New cat owners usually face such questions about bathing a cat.
1. Do you need to bath your cat? Is it safe?
Fortunately, for you and your cat, our feline friends don't need regular baths. Cats are known for their good grooming habits. They usually lick themselves clean.
However, it is still necessary to bath them once in a while to keep your cat’s skin and fur coat healthy. Here are some good reasons to bath your cat.
- Your cat have gotten into something messy or sticky. (Mud, gum, etc.)
- Vomited on themselves or had a horrible litter box "accident".
- Caught some fleas and your have to remove them
- Got injured or caught some skin disease, and you need to apply anti-fungal medications.
There are many more reasons that you will need to bath a cat and a lot of cat owners face this issue "Cats don't like water!. Most cats become irritated when you try to bathe them, and they get aggressive. That's when it is not safe to bath a cat. (I'm writing most here as some minority cats are okay to water)
2. How to keep us safe as I bath my cat? How can I calm my cat down for the bath?
There is really no one solution fits all. Every cat behaves differently. So, we will be giving tips based on the majority of cats. And here are some tips to help on bathing a cat safely (for you and your cat)
Trim their claws first: Cat’s claws are super sharp. It is one of their primary form of defense. An upset cat may claw and injure anyone nearby during bath time. Cat scratches can really hurt. So it is in your best interest to trim your cat’s nails before attempting a bath. You can use our Cat Blindfold Mask to keep them calm and make it easier to trim your cat nails.
Time It right: Cats generally don’t like to be wet. They tend to get upset and may turn aggressive if we force them to get wet. Pick a time when your cat is at their calmest — often after they had their meal.
Brushing your cat before a bath: Brushing your cat first before a bath helps to remove excess loose fur that may otherwise cause a mess or even clog the pipe. We recommend using a soft cat comb that will effectively remove dead hair, tangles & knots while it massages your cat's fur as well. (Get the 3PCS CAT HAIR REMOVER MASSAGING COMB)
Get help: If you are a beginner, it will be better if you can get someone to help you out until your cat and yourself are used to it. Cat baths might turn into something like a natural disaster.
Get traction: Use a rubber mat or towel in the tub to make sure your kitty doesn’t slip. Claws can be real slippery in a bath tub. Any accident might just give them a phobia and the bathing task gets harder.
Get the water temperature right: Use warm water to bath them instead of cold water to avoid the cold shock. The best temperature is a few degrees above lukewarm.
Once all these are done, it is time to bath the cat.
3. How to bath the cat?
Just spray water on them? No! Definitely not! You will just scare the heck out of your cat. Tom might just leave a few scratches on you. (best case scenario)
Jokes aside, as a start. Placed them slowly into the bath tub near the water, but not underneath it. Your cat probably won’t willingly go under the water. So, you have to cajole them to slowly touch the water with their paws.
Pour over method: Once their paws are wet, use a pitcher, or a plastic cup, to pour warm water over their body gently until they’re thoroughly wet.
Use a cat shampoo (not human shampoo): Don’t use human shampoo on your cat. It is not safe if your cat licks it, and it may hurt their delicate skin. Instead, use specialized shampoo for cats. Start at your cat’s neck and gently massage the shampoo toward its tail. Avoid their face, eyes, and ears. We recommend using soft bristle brush like our Foam Dispensing Bathing Brush that can brush, clean and massage them at the same time.
Rinse Well: Once you’ve fully lathered up your cat, you can begin rinsing them off. Rinse them off well. Anything that’s left will be ingested by your cat when they lick themselves. It can cause bowel irritation
Clean the Face: Use a damp cloth, gently wipe your kitty's face, and brush the fur away from their eyes and nose.

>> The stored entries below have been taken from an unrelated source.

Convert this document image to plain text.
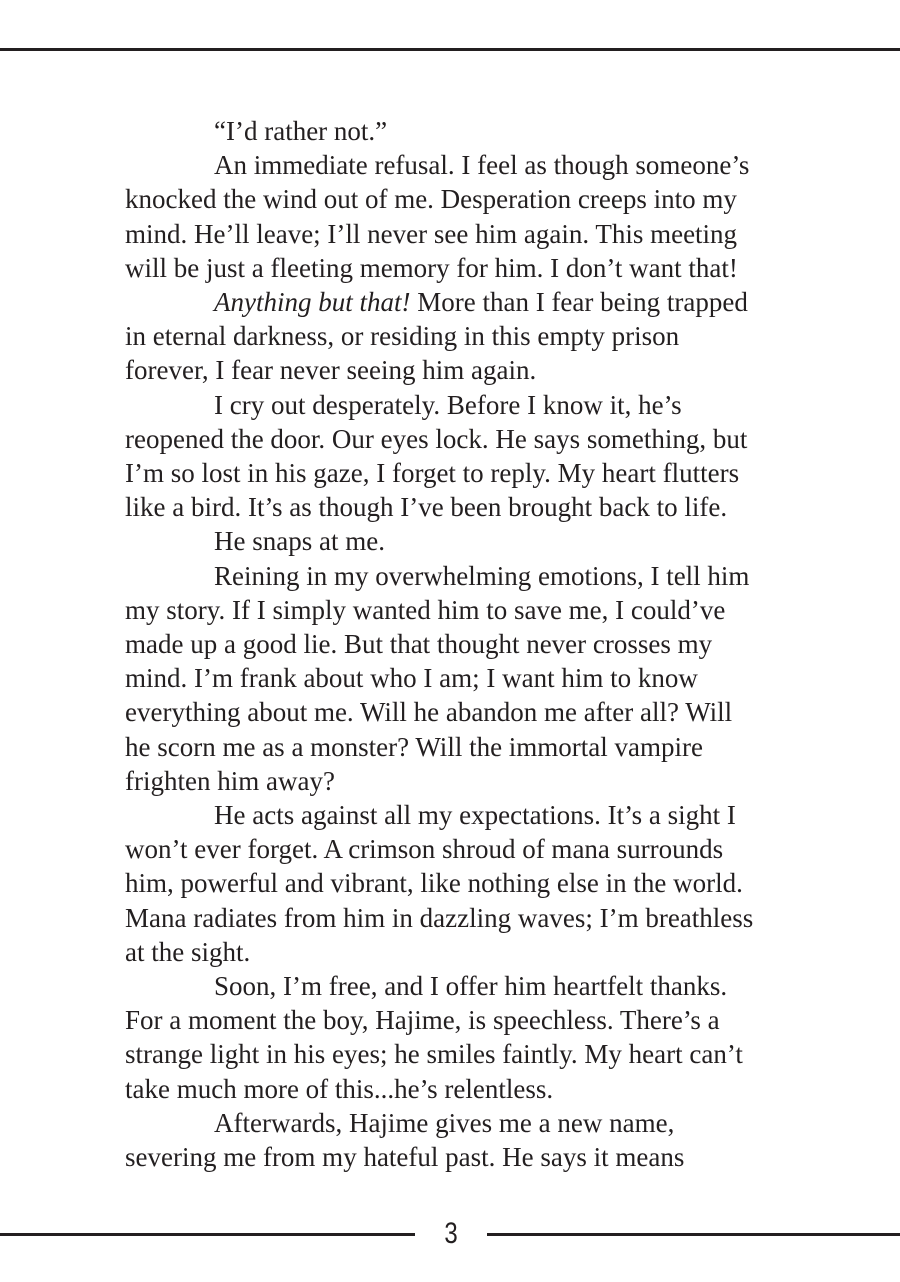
“I’d rather not.”

An immediate refusal. I feel as though someone’s
knocked the wind out of me. Desperation creeps into my
mind. He’ll leave; I’ll never see him again. This meeting
will be just a fleeting memory for him. I don’t want that!

Anything but that! More than I fear being trapped
in eternal darkness, or residing in this empty prison
forever, I fear never seeing him again.

I cry out desperately. Before I know it, he’s
reopened the door. Our eyes lock. He says something, but
I’m so lost in his gaze, I forget to reply. My heart flutters
like a bird. It’s as though I’ve been brought back to life.

He snaps at me.

Reining in my overwhelming emotions, I tell him
my story. If I simply wanted him to save me, I could’ve
made up a good lie. But that thought never crosses my
mind. I’m frank about who I am; I want him to know
everything about me. Will he abandon me after all? Will
he scorn me as a monster? Will the immortal vampire
frighten him away?

He acts against all my expectations. It’s a sight I
won’t ever forget. A crimson shroud of mana surrounds
him, powerful and vibrant, like nothing else in the world.
Mana radiates from him in dazzling waves; I’m breathless
at the sight.

Soon, I’m free, and I offer him heartfelt thanks.
For a moment the boy, Hajime, is speechless. There’s a
strange light in his eyes; he smiles faintly. My heart can’t
take much more of this...he’s relentless.

Afterwards, Hajime gives me a new name,
severing me from my hateful past. He says it means

3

Dry them up after bath asap: This last step here is also the most important one. Get them a big towel to dry them up while giving them the warm and cosy feeling after a warm bath. If they get comfortable on their first bath, they will be more willing to cooperate with you on their next bath. First impression matters!
Grooming: If your cat lets you, you can also use a hairdryer on its lowest temperature setting to speed up the process. If your cat has long fur, comb it out with a wide-toothed comb. If you need to do both simultaneously, try this Ingenious 2-in-1 Brush Dryer.
Last but not least, end their bath with some cat treats, and play with them to reward them. This will help your cat to look forward to their next bath time, and you will have a much easier time bathing them.
Remember, bathing a cat doesn't need to be a regular activity like it might be with dogs. Only do this if necessary, but now you are well equipped and ready for the most “pleasant” cat bath experience possible. If your cat has a medical need for baths and freaks out every time you try, discuss options with your vet.
So, there you have it! Hopefully, our tips are helpful to your cat bath struggles. Bathing your cat successfully isn't just a myth, and now you're armed with the supplies and tips for giving your feline friend a good soak to keep her clean and shiny!